The boon element of the video game would translate excellently into a co-op board game.
Hades isn’t just a video game about quick responses and dexterous fingers; it’s also about clever strategy. Players are encouraged to try out new approaches because they’ll be dying and retrying an entire run of levels often. Throughout each new attempt, players can make many choices that can dramatically change their chances of succeeding in escaping the underworld. Having the right weapon equipped or the best charm in hand can make all the difference.

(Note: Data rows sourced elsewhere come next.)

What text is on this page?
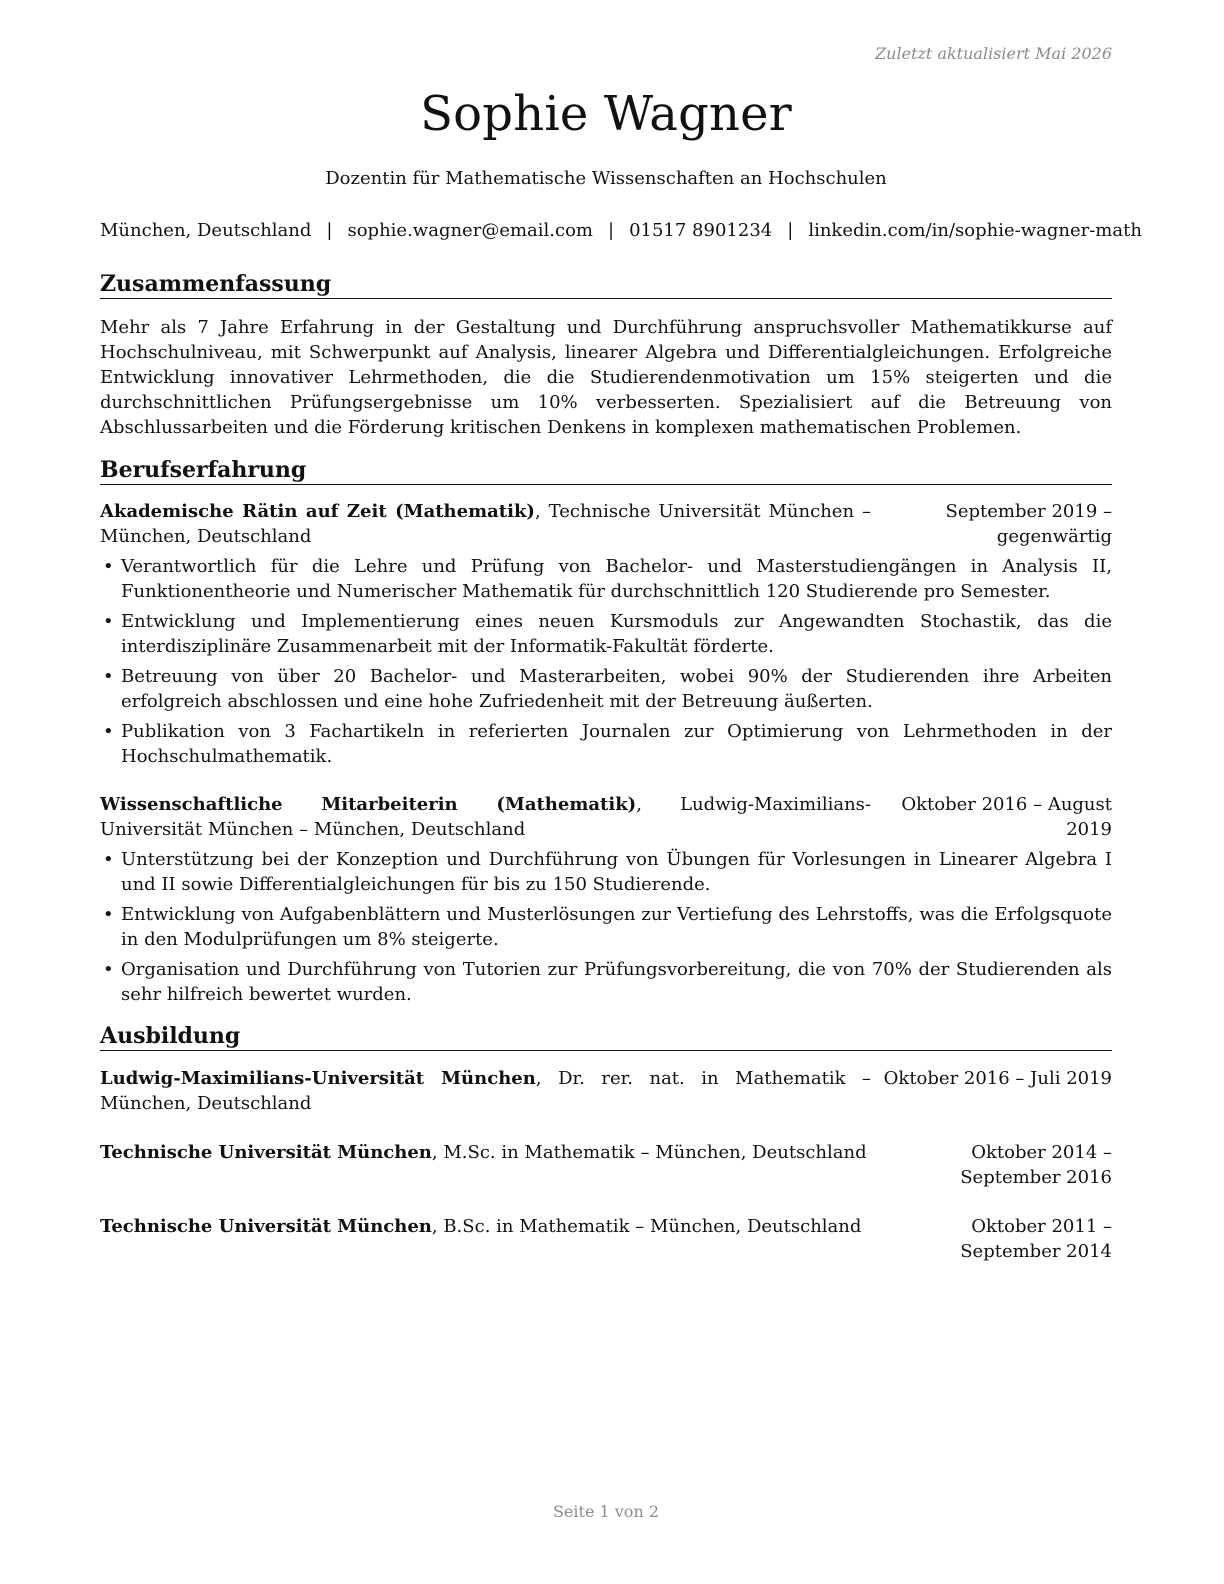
Zuletzt aktualisiert Mai 2026
Sophie Wagner
Dozentin für Mathematische Wissenschaften an Hochschulen
München, Deutschland | sophie.wagner@email.com | 01517 8901234 | linkedin.com/in/sophie-wagner-math
Zusammenfassung
Mehr als 7 Jahre Erfahrung in der Gestaltung und Durchführung anspruchsvoller Mathematikkurse auf Hochschulniveau, mit Schwerpunkt auf Analysis, linearer Algebra und Differentialgleichungen. Erfolgreiche Entwicklung innovativer Lehrmethoden, die die Studierendenmotivation um 15% steigerten und die durchschnittlichen Prüfungsergebnisse um 10% verbesserten. Spezialisiert auf die Betreuung von Abschlussarbeiten und die Förderung kritischen Denkens in komplexen mathematischen Problemen.
Berufserfahrung
Akademische Rätin auf Zeit (Mathematik), Technische Universität München – München, Deutschland
September 2019 – gegenwärtig
• Verantwortlich für die Lehre und Prüfung von Bachelor- und Masterstudiengängen in Analysis II, Funktionentheorie und Numerischer Mathematik für durchschnittlich 120 Studierende pro Semester.
• Entwicklung und Implementierung eines neuen Kursmoduls zur Angewandten Stochastik, das die interdisziplinäre Zusammenarbeit mit der Informatik-Fakultät förderte.
• Betreuung von über 20 Bachelor- und Masterarbeiten, wobei 90% der Studierenden ihre Arbeiten erfolgreich abschlossen und eine hohe Zufriedenheit mit der Betreuung äußerten.
• Publikation von 3 Fachartikeln in referierten Journalen zur Optimierung von Lehrmethoden in der Hochschulmathematik.
Wissenschaftliche Mitarbeiterin (Mathematik), Ludwig-Maximilians-Universität München – München, Deutschland
Oktober 2016 – August 2019
• Unterstützung bei der Konzeption und Durchführung von Übungen für Vorlesungen in Linearer Algebra I und II sowie Differentialgleichungen für bis zu 150 Studierende.
• Entwicklung von Aufgabenblättern und Musterlösungen zur Vertiefung des Lehrstoffs, was die Erfolgsquote in den Modulprüfungen um 8% steigerte.
• Organisation und Durchführung von Tutorien zur Prüfungsvorbereitung, die von 70% der Studierenden als sehr hilfreich bewertet wurden.
Ausbildung
Ludwig-Maximilians-Universität München, Dr. rer. nat. in Mathematik – München, Deutschland
Oktober 2016 – Juli 2019
Technische Universität München, M.Sc. in Mathematik – München, Deutschland	Oktober 2014 – September 2016
Technische Universität München, B.Sc. in Mathematik – München, Deutschland	Oktober 2011 – September 2014
Seite 1 von 2
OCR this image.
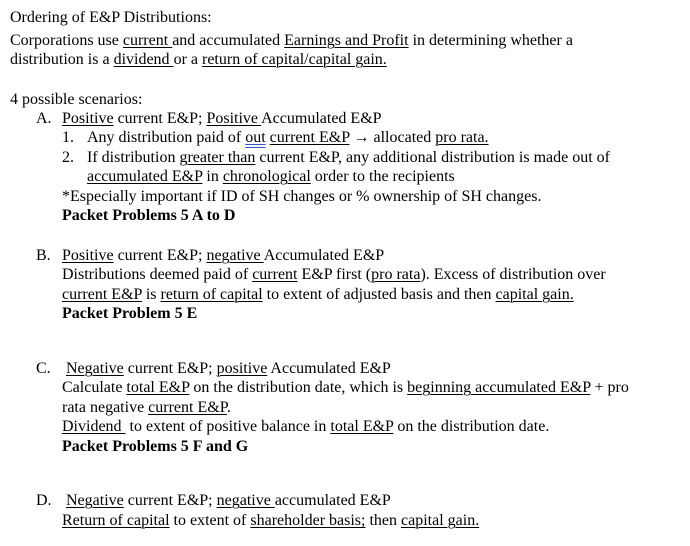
Ordering of E&P Distributions:
Corporations use current and accumulated Earnings and Profit in determining whether a
distribution is a dividend or a return of capital/capital gain.
4 possible scenarios:
A. Positive current E&P; Positive Accumulated E&P
1. Any distribution paid of out current E&P → allocated pro rata.
2. If distribution greater than current E&P, any additional distribution is made out of
accumulated E&P in chronological order to the recipients
*Especially important if ID of SH changes or % ownership of SH changes.
Packet Problems 5 A to D
B. Positive current E&P; negative Accumulated E&P
Distributions deemed paid of current E&P first (pro rata). Excess of distribution over
current E&P is return of capital to extent of adjusted basis and then capital gain.
Packet Problem 5 E
C. Negative current E&P; positive Accumulated E&P
Calculate total E&P on the distribution date, which is beginning accumulated E&P + pro
rata negative current E&P.
Dividend  to extent of positive balance in total E&P on the distribution date.
Packet Problems 5 F and G
D. Negative current E&P; negative accumulated E&P
Return of capital to extent of shareholder basis; then capital gain.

This is what makes the video game such a great co-op experience; players collectively make these decisions, offering their unique perspectives and helping shape this version of Zagreus to be uniquely effective in his own way. It's also what would make it such a great co-op board game, as all the emphasis would be placed on strategy. In a co-op Hades board game, players could collaboratively decide on which weapon to take – each one offering its own advantages and disadvantages – and which of the available charms they want Zagreus to hold onto.

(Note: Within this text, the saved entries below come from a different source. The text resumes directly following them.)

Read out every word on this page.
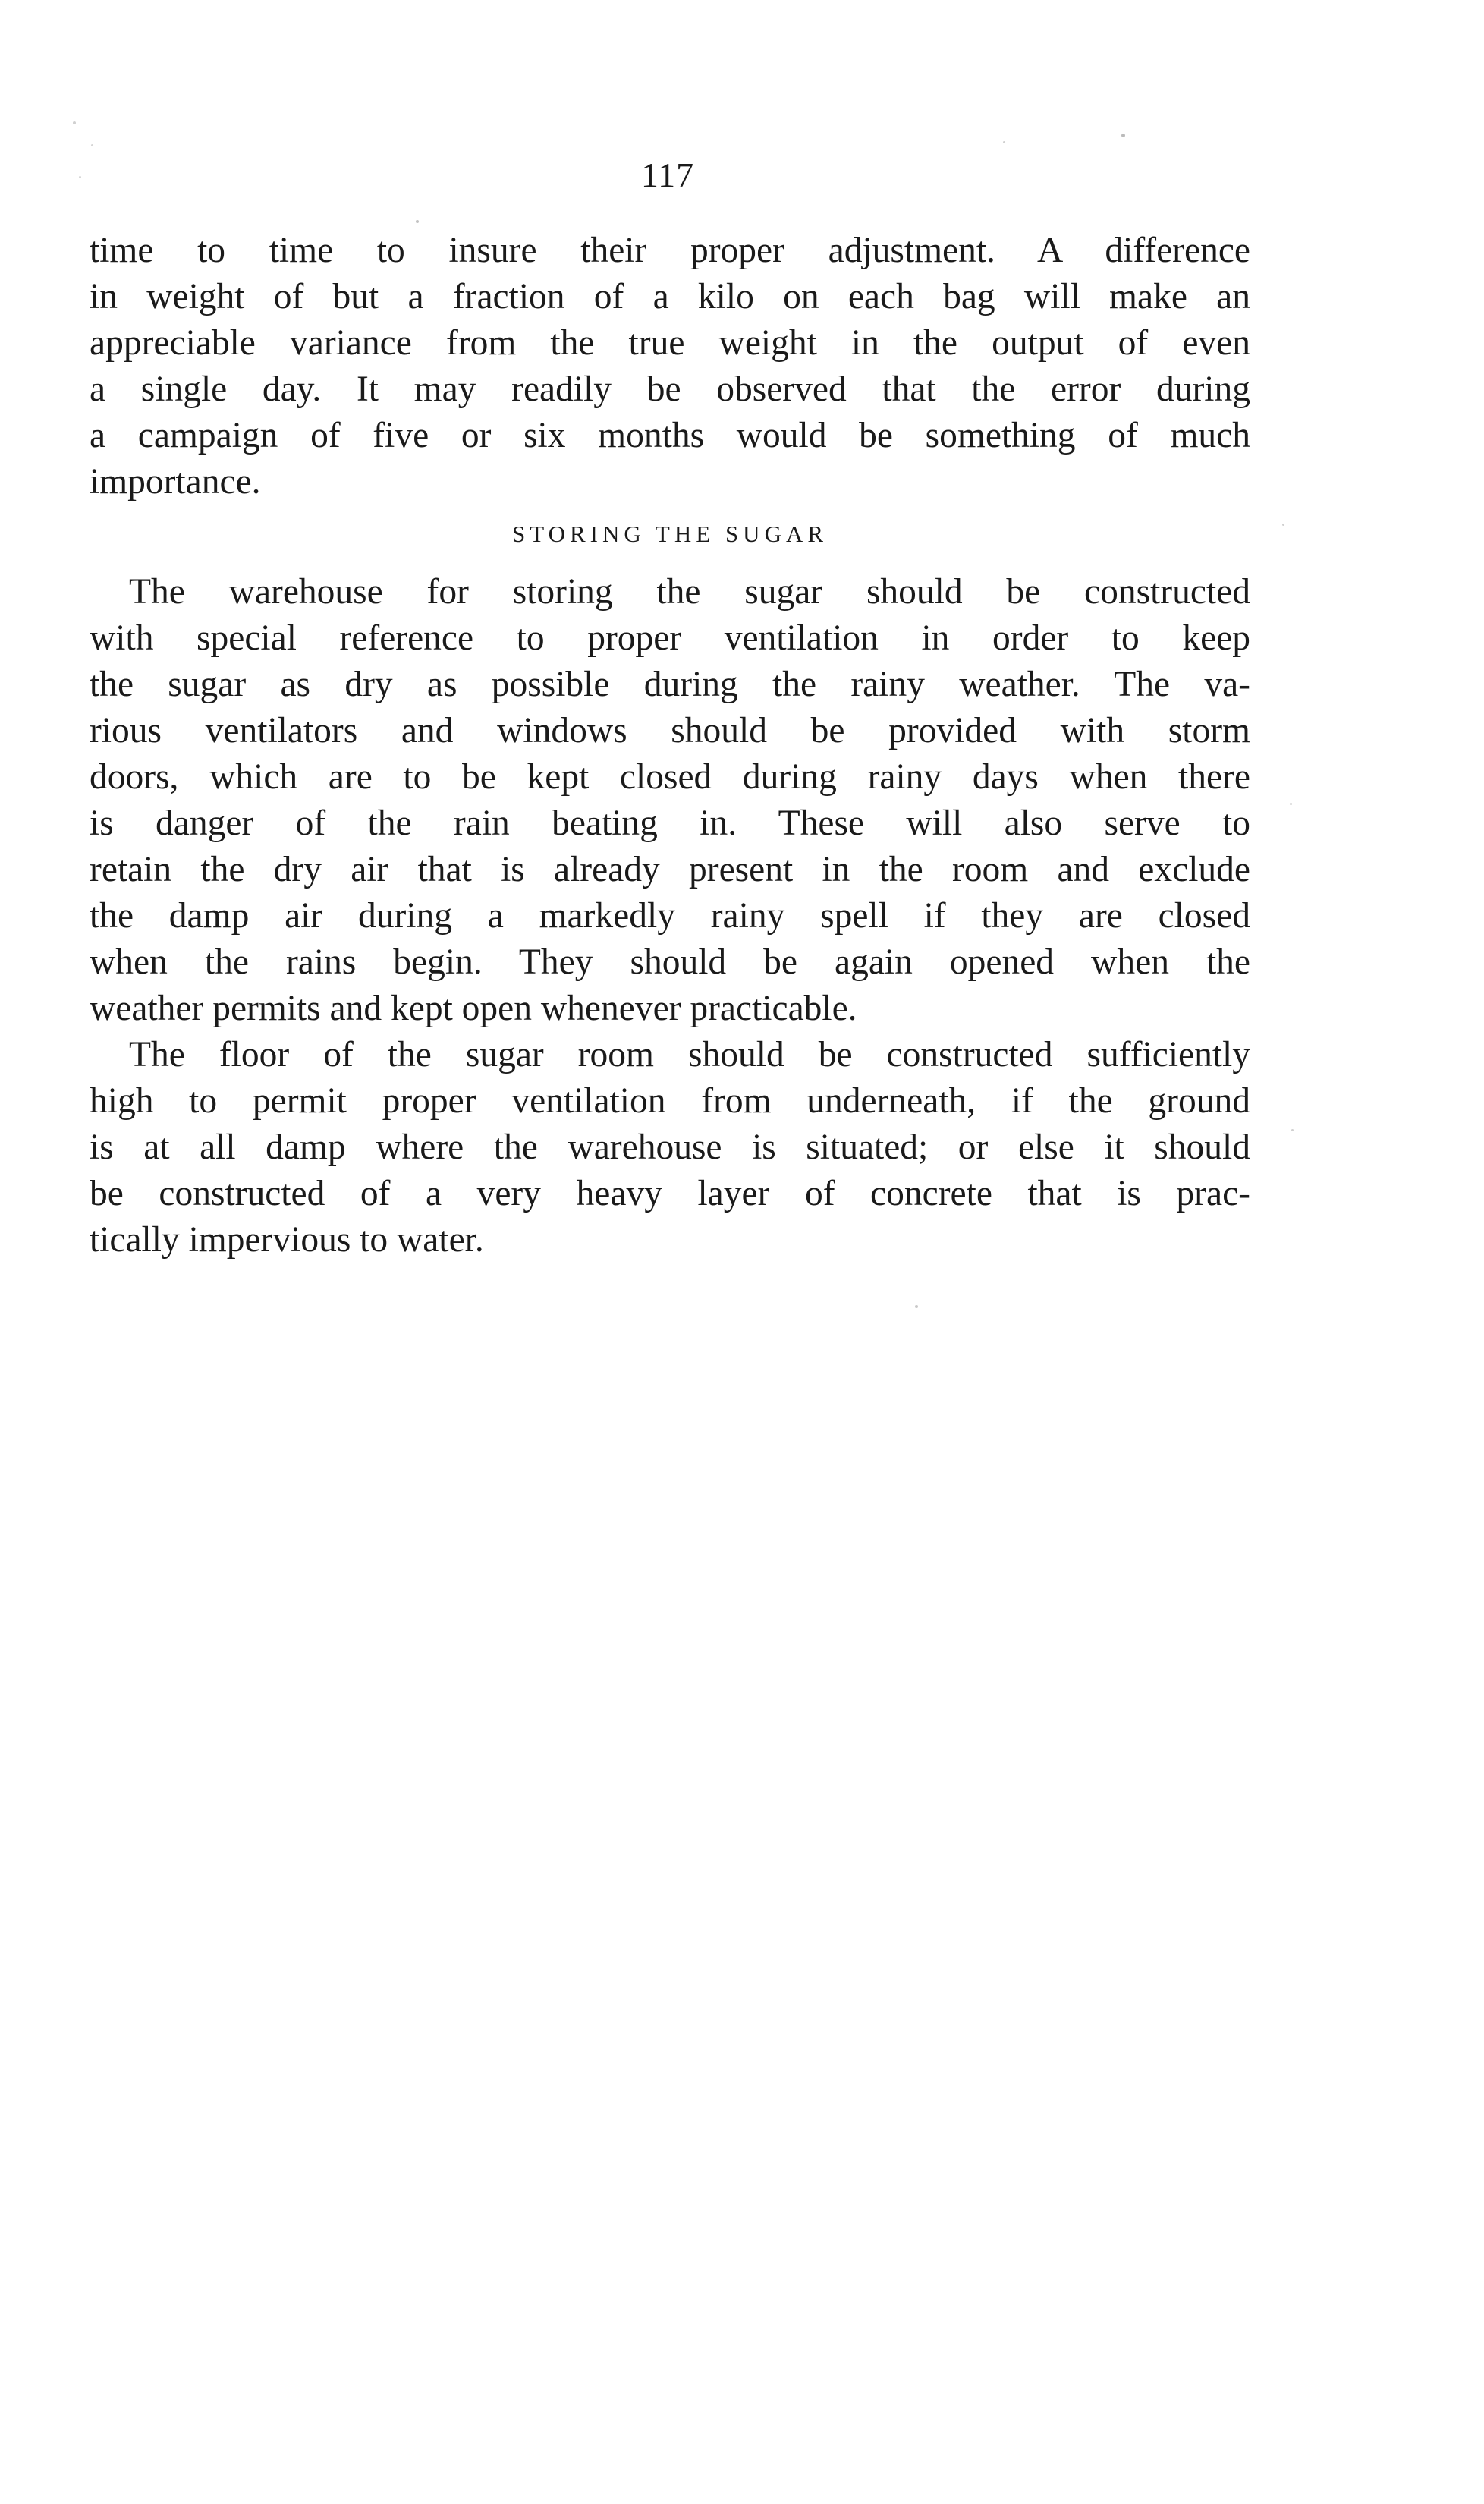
117
time to time to insure their proper adjustment. A difference
in weight of but a fraction of a kilo on each bag will make an
appreciable variance from the true weight in the output of even
a single day. It may readily be observed that the error during
a campaign of five or six months would be something of much
importance.
STORING THE SUGAR
The warehouse for storing the sugar should be constructed
with special reference to proper ventilation in order to keep
the sugar as dry as possible during the rainy weather. The va-
rious ventilators and windows should be provided with storm
doors, which are to be kept closed during rainy days when there
is danger of the rain beating in. These will also serve to
retain the dry air that is already present in the room and exclude
the damp air during a markedly rainy spell if they are closed
when the rains begin. They should be again opened when the
weather permits and kept open whenever practicable.
The floor of the sugar room should be constructed sufficiently
high to permit proper ventilation from underneath, if the ground
is at all damp where the warehouse is situated; or else it should
be constructed of a very heavy layer of concrete that is prac-
tically impervious to water.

Boss fights could work similarly to Monster Hunter World: The Board Game – if on a smaller and shorter scale.
Boons are an essential aspect of Hades, with every playthrough of the game seeing a series of gods popping up in various rooms to offer Zagreus a bonus to his attacks or abilities. Which boons you decide to take can easily make or break a run of Hades, with much deliberation needed every time the opportunity arises. This element of the video game would translate excellently into a co-op board game, with players having to collectively choose which boons to take and which ones to pass on. If players are clever about their choices, they could end up turning their Zagreus into an absolute powerhouse who shrugs off attacks like they’re nothing. Alternatively, they could end up creating a build that's good in theory but fails to stand up against the many challenges they encounter in each level of the underworld.

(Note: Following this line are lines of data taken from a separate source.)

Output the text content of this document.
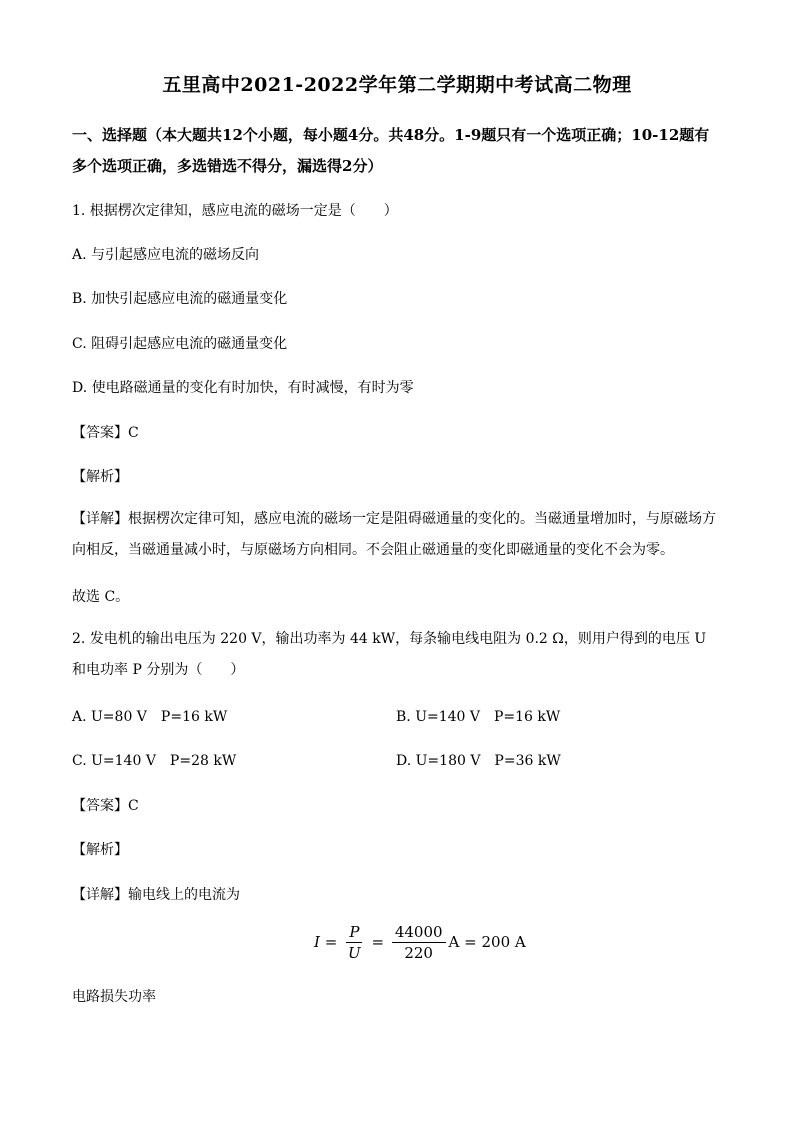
五里高中2021-2022学年第二学期期中考试高二物理
一、选择题（本大题共12个小题，每小题4分。共48分。1-9题只有一个选项正确；10-12题有多个选项正确，多选错选不得分，漏选得2分）
1. 根据楞次定律知，感应电流的磁场一定是（　　）
A. 与引起感应电流的磁场反向
B. 加快引起感应电流的磁通量变化
C. 阻碍引起感应电流的磁通量变化
D. 使电路磁通量的变化有时加快，有时减慢，有时为零
【答案】C
【解析】
【详解】根据楞次定律可知，感应电流的磁场一定是阻碍磁通量的变化的。当磁通量增加时，与原磁场方向相反，当磁通量减小时，与原磁场方向相同。不会阻止磁通量的变化即磁通量的变化不会为零。
故选 C。
2. 发电机的输出电压为 220 V，输出功率为 44 kW，每条输电线电阻为 0.2 Ω，则用户得到的电压 U 和电功率 P 分别为（　　）
A. U=80 V　P=16 kW	B. U=140 V　P=16 kW
C. U=140 V　P=28 kW	D. U=180 V　P=36 kW
【答案】C
【解析】
【详解】输电线上的电流为
$I = \frac{P}{U} = \frac{44000}{220}$ A
= 200 A
电路损失功率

Being based on a video game with randomly generated rooms, the Hades co-op board game would obviously involve a good chunk of luck, too. The type and number of enemies players face in each room could be determined by a stack of cards for every level, with the group needing to decide which enemy Zagreus is going to prioritise over the others. Perhaps different weapons could enable Zagreus to do damage to multiple enemies at once, or those that are placed further back in a row of cards. Of course, you can’t forget about the video game’s iconic boss battles, which are also randomly decided from a series of possible opponents. These particular fights could work similarly to Monster Hunter World: The Board Game – if on a smaller and shorter scale – with every boss having their own unique abilities and deck of actions.
Zagreus’ dreams of escaping the underworld are initially scoffed at by his father, Hades, and the god’s many attendees, with the journey he must make seeming almost insurmountable in the face of constant failure. Facing this challenge with other people by your side makes the task feel a lot more achievable, with the combined might of everyone resulting in more and more successes. This is ultimately why Hades would work incredibly well as a co-op board game; after all, everything is easier with friends.